Speaking of upgrades, Cray does have two major enhancements on tap for the XE6. One will support the upcoming 16-core “Interlagos” CPU, AMD’s next-generation Opteron due out in Q3. Interlagos is an easy upgrade on the hardware side since the new chips will retain the G34 socket compatibility of the Magny-Cours processors. But on the software side, it’s going to require some extra effort on Cray’s part, given the revamped “Bulldozer” core architecture inside that chip.
The other significant upgrade will be the introduction of GPGPU acceleration into the XE6 product. At last year’s GPU Technology Conference, Cray announced that it was developing NVIDIA Tesla 20-Series (“Fermi”) GPU-based blades that can be plugged into XE6 cabinets. According to Ungaro, they’ve been talking with customers about the upgrades for awhile and they expect to have the Tesla-based product ready to launch in the fourth quarter.
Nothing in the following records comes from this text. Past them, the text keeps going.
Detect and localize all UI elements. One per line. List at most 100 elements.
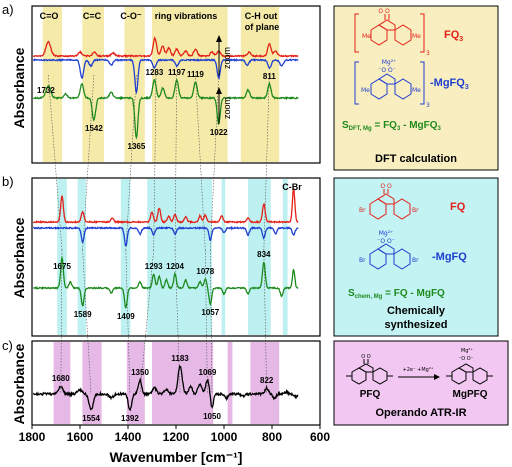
legend-a-fq-molecule bbox=[354, 13, 425, 53]
series-black-p2 bbox=[32, 364, 299, 412]
band-p1-1 bbox=[77, 179, 86, 335]
panel-b-frame bbox=[31, 177, 321, 337]
peak-label-p2-6: 1050 bbox=[203, 412, 221, 421]
peak-label-p0-0: 1732 bbox=[37, 86, 55, 95]
mgfq-mg-ion: Mg²⁺ bbox=[382, 59, 397, 66]
series-blue-p0 bbox=[33, 57, 299, 95]
bmgfq-oxygen-label: ⁻O O⁻ bbox=[377, 238, 395, 245]
peak-label-p1-1: 1589 bbox=[74, 310, 92, 319]
band-label-co-minus: C-O⁻ bbox=[120, 11, 141, 21]
peak-label-p0-5: 1119 bbox=[187, 70, 204, 79]
band-p2-5 bbox=[250, 342, 280, 424]
band-label-ch-1: C-H out bbox=[245, 11, 278, 21]
tie-line-7-bc bbox=[263, 249, 268, 395]
legend-b-equation: Schem, Mg = FQ - MgFQ bbox=[348, 288, 445, 300]
spectra-curves bbox=[32, 36, 299, 412]
x-tick-label-0: 1800 bbox=[19, 430, 46, 444]
peak-label-p1-7: 834 bbox=[257, 250, 271, 259]
x-tick-label-1: 1600 bbox=[67, 430, 94, 444]
panel-b-ylabel: Absorbance bbox=[11, 217, 27, 298]
bfq-br-right: Br bbox=[412, 207, 419, 214]
peak-label-p1-3: 1293 bbox=[145, 262, 163, 271]
fq-ring-center bbox=[378, 19, 396, 31]
x-tick-label-5: 800 bbox=[262, 430, 282, 444]
fq-oxygen-label: O O bbox=[378, 8, 390, 15]
tie-line-5-bc bbox=[204, 249, 208, 395]
x-axis-ticks: 1800 1600 1400 1200 1000 800 600 bbox=[19, 425, 330, 444]
pfq-oxygen-label: O O bbox=[361, 354, 371, 360]
x-tick-label-6: 600 bbox=[310, 430, 330, 444]
fq-ring-right bbox=[394, 24, 412, 46]
legend-a-fq-label: FQ3 bbox=[444, 29, 463, 43]
legend-b-caption-1: Chemically bbox=[387, 305, 446, 317]
fq-me-right: Me bbox=[412, 33, 421, 40]
peak-label-p2-1: 1554 bbox=[82, 414, 100, 423]
zoom-label-2: zoom bbox=[222, 97, 232, 119]
fq-bracket-left bbox=[354, 13, 359, 53]
mgpfq-mg-ion: Mg²⁺ bbox=[461, 348, 473, 354]
legend-b-fq-molecule bbox=[369, 189, 411, 220]
legend-a-mgfq-label: -MgFQ3 bbox=[430, 77, 469, 91]
mgpfq-ring-right bbox=[472, 367, 488, 385]
mgfq-n-sub: 3 bbox=[426, 102, 430, 109]
series-green-p1 bbox=[32, 255, 299, 309]
peak-label-p0-2: 1365 bbox=[128, 142, 146, 151]
bfq-ring-center bbox=[377, 193, 395, 205]
bmgfq-mg-ion: Mg²⁺ bbox=[379, 230, 394, 237]
panel-a-ylabel: Absorbance bbox=[11, 47, 27, 128]
bfq-oxygen-label: O O bbox=[380, 183, 392, 190]
tie-line-1-bc bbox=[82, 249, 92, 395]
peak-label-p0-3: 1283 bbox=[146, 68, 164, 77]
fq-n-sub: 3 bbox=[426, 50, 430, 57]
bmgfq-br-left: Br bbox=[359, 257, 366, 264]
tie-line-0-bc bbox=[60, 249, 63, 395]
peak-label-p1-0: 1675 bbox=[53, 262, 71, 271]
peak-label-p1-5: 1078 bbox=[196, 267, 214, 276]
peak-label-p2-4: 1183 bbox=[171, 354, 189, 363]
peak-label-p0-6: 1022 bbox=[210, 128, 228, 137]
mgfq-ring-right bbox=[394, 78, 412, 100]
reaction-arrow-label: +2e⁻ +Mg²⁺ bbox=[403, 367, 434, 373]
peak-label-p2-7: 822 bbox=[260, 376, 274, 385]
band-p2-1 bbox=[82, 342, 102, 424]
band-p0-0 bbox=[42, 7, 62, 162]
panel-a-band-labels: C=O C=C C-O⁻ ring vibrations C-H out of … bbox=[40, 11, 280, 32]
band-label-cc: C=C bbox=[83, 11, 102, 21]
peak-label-p2-5: 1069 bbox=[199, 368, 217, 377]
band-p1-2 bbox=[120, 179, 131, 335]
zoom-arrows: zoom zoom bbox=[216, 35, 232, 124]
peak-label-p2-2: 1392 bbox=[121, 414, 139, 423]
legend-a-equation: SDFT, Mg = FQ3 - MgFQ3 bbox=[342, 120, 442, 132]
zoom-label-1: zoom bbox=[222, 47, 232, 69]
band-label-cbr: C-Br bbox=[282, 182, 302, 192]
mgfq-oxygen-label: ⁻O O⁻ bbox=[378, 67, 396, 74]
bmgfq-ring-center bbox=[377, 243, 395, 255]
legend-c-caption: Operando ATR-IR bbox=[375, 407, 466, 419]
x-tick-label-4: 1000 bbox=[211, 430, 238, 444]
band-p0-2 bbox=[124, 7, 145, 162]
zoom-arrow-1-head bbox=[216, 35, 222, 42]
mgfq-bracket-left bbox=[354, 61, 359, 105]
legend-c-mgpfq-molecule bbox=[446, 363, 493, 385]
band-p1-6 bbox=[282, 179, 288, 335]
band-p1-5 bbox=[248, 179, 271, 335]
bmgfq-ring-right bbox=[393, 248, 411, 270]
pfq-ring-center bbox=[357, 363, 374, 373]
fq-me-left: Me bbox=[362, 33, 371, 40]
mgpfq-oxygen-label: ⁻O O⁻ bbox=[459, 356, 474, 362]
pfq-ring-right bbox=[372, 367, 388, 385]
bfq-ring-right bbox=[393, 198, 411, 220]
mgfq-me-right: Me bbox=[412, 87, 421, 94]
panel-c-tag: c) bbox=[2, 338, 13, 353]
legend-b-mgfq-label: -MgFQ bbox=[432, 251, 467, 263]
legend-b-fq-label: FQ bbox=[450, 201, 466, 213]
legend-a-mgfq-molecule bbox=[354, 61, 425, 105]
series-red-p1 bbox=[33, 186, 299, 225]
x-tick-label-3: 1200 bbox=[163, 430, 190, 444]
band-p0-4 bbox=[240, 7, 280, 162]
legend-c-mgpfq-label: MgPFQ bbox=[453, 389, 488, 400]
band-p2-0 bbox=[53, 342, 71, 424]
band-p2-4 bbox=[227, 342, 233, 424]
peak-label-p2-0: 1680 bbox=[52, 374, 70, 383]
Importantly, both the CPU and GPU XE6 upgrades will also be applied to the XE6m. Important because this more modestly priced (but less scalable) version of the top-of-the-line XE6 has allowed Cray to expand into the university market, where the company has been thinly represented in the past. (The other enabling factor here is the “cluster compatibility” mode in Cray’s latest Linux OS, which allows users to run off-the-shelf ISV codes on supercomputers.) Some notable XE6m deployments include the City University in New York, George Washington University, and Colorado State University.
Cray has also continued to rack up some big wins at climate and weather centers, including the most powerful weather forecasting system in the world — a 379 teraflop XE6 machine — at the Korean Meteorological Association (KMA). Other large climate/weather supers include the one at the National Institute for Space Research (INPE) in Brazil, the new system at the National Center for Atmospheric Research (NCAR) in Boulder, Colorado, and the National Oceanic and Atmospheric Administration (NOAA) machine installed at Oak Ridge Lab.
Cray plans to keep all of this momentum going in 2011. Confident in its ability to expand its footprint beyond its traditional strongholds of national labs, defense agencies, and intelligence organizations, and its growing custom engineering business, the company is projecting $320 to $340 million in total sales for 2011. Not much of that will be accrued in the first quarter however, estimating a Q1 total of between $35 to $40 million. Like 2010, they’re counting on the second half of the year for the big revenue surge, with half the total in the fourth quarter alone. On the product side, they actually expect revenue to be flat or even down a bit in 2011, but they think the CE business will take up the slack.
Given the elusiveness of profitability for Cray and HPC hardware vendors in general, the company’s accomplishment in 2010 stands out. Whether they can continue to keep the business on a positive trajectory remains to be seen however. Even Ungaro realizes that the outstanding win rate they enjoyed against IBM won’t last forever. And with the stimulus money drying up and governments around the world starting to pull back in the wake of a two-year spending spree, funds for supercomputers may be harder to come by.
But the Cray CEO thinks they now have the right mix of product and services, a nice cadence to their technology roadmap, and some unique offerings that differentiate them from their competitors — all of which should make for a sustainable supercomputing business. “I think we’re starting to convince people that you can be a successful pure-play HPC company,” said Ungaro.